Due to construction at Belmont Park, the racing schedules were changed, moving the season for Saratoga to start earlier on Thursday, July 11 and end on Labor Day, Monday, Sept. 2. The earlier starting date will not change the number of racing days; since 2010 the precedent has been 40 days in the season.
Each week, there will be two dark days on Monday and Tuesday. Appelbaum commented “We will work with NYRA to ensure the safety of our horses and riders and to do all we can to protect the thousands of jobs in our backstretch community as we navigate this challenging time… While it presents certain complications, we all get to spend five extra days a year in Saratoga – which is always good for the soul.”
For business, the earlier opening weekend proved successful. NYRA announced “that all-sources handle from Thursday, July 11 through Sunday, July 14 totaled $73,441,101 compared to 2018 opening weekend’s all-sources total of $71,671,188 from Friday, July 20 to Monday, July 23.”
Speaking on the impact this will have for the community, Saratoga Springs Mayor Meg Kelly offered support for the initiative. “The City stands firmly ready to support NYRA in any way we can. We have no doubt that the new calendar has been thoughtfully planned and will be expertly executed… The new schedule will bring both anticipated and unanticipated benefits to our summer racing season, and we will use the City’s resources to make it even more successful than ever. I am looking forward to the 2019 meet – it’s going to be another great season.”
Despite the added day of rest for the horses, some advocates still do not think it is enough.
Patrick Battuello, the founder, president, and director of Horseracing Wrongs, is working “to end horse-racing in the United States.” Created in 2013, Horseracing Wrongs is “the only organization to put forth evidence” against horse racing, including kill lists and other reports that detail the deaths of horses. Saratoga recently had its sixth horse die and Battuello, along with supporters of his organization, will be demonstrating and protesting at many races this summer.
As for the earlier start date and added dark day per week, Battuello “doubt[s]” that it will positively affect the horses. He stated, “We argue that… it’s inevitable that they will die.”
Queen of Saratoga
Marylou Whitney, the horse breeder, philanthropist and Saratoga socialite died at age 93 on Friday, July 19. Her death was announced at the track on Friday, followed by a moment of silence.
“Marylou’s passion for racing was only matched by her love for the City of Saratoga Springs and her support for the backstretch community,” said NYRA President and CEO O’Rourke. “Her generosity was unparalleled and the list of her contributions is endless.” He continued, “Saratoga would not be the destination it is today without the esteemed leadership, dedication and support of Marylou.”
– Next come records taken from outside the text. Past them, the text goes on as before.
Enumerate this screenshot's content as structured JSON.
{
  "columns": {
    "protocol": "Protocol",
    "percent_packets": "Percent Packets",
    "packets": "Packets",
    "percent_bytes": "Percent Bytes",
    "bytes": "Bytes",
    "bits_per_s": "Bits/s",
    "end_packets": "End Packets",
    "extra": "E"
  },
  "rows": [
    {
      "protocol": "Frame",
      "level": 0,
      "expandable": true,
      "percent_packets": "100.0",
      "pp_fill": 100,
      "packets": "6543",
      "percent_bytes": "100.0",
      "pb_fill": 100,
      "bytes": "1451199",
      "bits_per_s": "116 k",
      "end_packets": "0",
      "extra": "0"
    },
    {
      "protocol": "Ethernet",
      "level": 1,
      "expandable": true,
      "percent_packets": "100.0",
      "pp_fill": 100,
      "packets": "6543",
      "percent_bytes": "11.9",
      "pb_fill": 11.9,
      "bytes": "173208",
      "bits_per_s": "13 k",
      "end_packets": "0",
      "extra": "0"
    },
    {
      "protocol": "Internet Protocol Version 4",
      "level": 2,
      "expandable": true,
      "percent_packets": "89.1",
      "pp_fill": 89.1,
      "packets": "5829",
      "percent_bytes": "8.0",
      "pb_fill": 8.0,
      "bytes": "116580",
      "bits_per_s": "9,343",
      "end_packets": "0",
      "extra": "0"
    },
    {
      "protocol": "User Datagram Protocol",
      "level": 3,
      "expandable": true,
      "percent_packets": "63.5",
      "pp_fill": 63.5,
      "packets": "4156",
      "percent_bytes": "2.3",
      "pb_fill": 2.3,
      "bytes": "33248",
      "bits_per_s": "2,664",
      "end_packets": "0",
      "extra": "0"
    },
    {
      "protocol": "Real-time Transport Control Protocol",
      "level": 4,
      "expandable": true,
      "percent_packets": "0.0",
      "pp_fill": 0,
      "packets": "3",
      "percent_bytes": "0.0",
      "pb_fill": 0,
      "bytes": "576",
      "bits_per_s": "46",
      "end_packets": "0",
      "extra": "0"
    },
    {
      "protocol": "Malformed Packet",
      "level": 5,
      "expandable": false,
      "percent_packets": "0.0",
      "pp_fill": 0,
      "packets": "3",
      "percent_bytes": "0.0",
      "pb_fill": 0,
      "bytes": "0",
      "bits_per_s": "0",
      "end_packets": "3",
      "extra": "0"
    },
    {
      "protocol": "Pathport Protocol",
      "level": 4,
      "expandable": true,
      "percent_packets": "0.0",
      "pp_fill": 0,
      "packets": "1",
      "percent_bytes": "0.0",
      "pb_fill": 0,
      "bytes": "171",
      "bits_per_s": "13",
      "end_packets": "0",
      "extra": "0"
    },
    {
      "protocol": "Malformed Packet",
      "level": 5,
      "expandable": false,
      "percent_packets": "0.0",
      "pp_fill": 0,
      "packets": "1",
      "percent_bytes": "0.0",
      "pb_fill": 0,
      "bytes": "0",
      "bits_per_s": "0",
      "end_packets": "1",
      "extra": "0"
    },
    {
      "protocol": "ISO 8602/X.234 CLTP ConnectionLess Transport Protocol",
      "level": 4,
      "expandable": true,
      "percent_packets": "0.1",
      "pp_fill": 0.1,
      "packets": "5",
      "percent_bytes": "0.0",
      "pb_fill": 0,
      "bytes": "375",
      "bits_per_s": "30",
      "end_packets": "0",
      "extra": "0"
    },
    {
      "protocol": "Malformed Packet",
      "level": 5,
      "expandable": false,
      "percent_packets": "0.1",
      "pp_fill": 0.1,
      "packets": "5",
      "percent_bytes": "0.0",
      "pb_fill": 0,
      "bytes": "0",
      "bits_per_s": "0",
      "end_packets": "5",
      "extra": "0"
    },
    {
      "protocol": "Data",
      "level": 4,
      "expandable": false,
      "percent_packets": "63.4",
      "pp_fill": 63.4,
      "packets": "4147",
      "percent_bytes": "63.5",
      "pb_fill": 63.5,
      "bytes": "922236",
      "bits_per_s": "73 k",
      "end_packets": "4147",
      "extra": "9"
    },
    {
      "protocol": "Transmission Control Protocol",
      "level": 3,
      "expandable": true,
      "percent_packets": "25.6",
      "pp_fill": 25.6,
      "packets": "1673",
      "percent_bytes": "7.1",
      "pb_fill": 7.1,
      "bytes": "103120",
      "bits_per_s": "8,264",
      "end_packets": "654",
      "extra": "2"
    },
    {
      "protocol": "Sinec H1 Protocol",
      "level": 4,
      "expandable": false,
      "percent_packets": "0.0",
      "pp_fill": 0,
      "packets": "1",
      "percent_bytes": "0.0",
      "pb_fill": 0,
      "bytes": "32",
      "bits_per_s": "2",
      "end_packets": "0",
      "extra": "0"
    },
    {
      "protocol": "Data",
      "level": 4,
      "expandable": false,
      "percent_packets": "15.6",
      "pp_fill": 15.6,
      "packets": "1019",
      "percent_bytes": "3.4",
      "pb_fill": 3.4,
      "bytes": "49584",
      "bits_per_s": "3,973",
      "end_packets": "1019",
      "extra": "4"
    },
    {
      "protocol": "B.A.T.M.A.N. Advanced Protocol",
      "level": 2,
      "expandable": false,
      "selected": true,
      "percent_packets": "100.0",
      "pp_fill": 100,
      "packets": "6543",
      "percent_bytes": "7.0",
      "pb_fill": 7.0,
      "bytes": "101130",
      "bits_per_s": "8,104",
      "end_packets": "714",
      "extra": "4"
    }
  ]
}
For horse racing, Whitney is most notably remembered for her horse Birdstone’s upset victory at the 2004 Belmont Stakes, as well as her many victories from horses bred at Marylou Whitney Stables. Additionally, the Whitney family founded Saratoga Performing Arts Center in 1966.
A patron of the arts, races and more, Whitney greatly impacted Saratoga Springs. She is a 2019 inductee of the National Museum of Racing and Hall of Fame.
On August 24, Saratoga will host its 150th Travers Stakes. First held in 1864, the race was named for William R. Travers, the old president of the Saratoga Racing Association. The winner of that first race was Mr. Travers’ horse, named Kentucky.
Today, the Travers Stakes is a prestigious race, with the competition featuring extraordinary three-year-old horses. This Midsummer Derby is sure to be a special one as it celebrates its 150th race.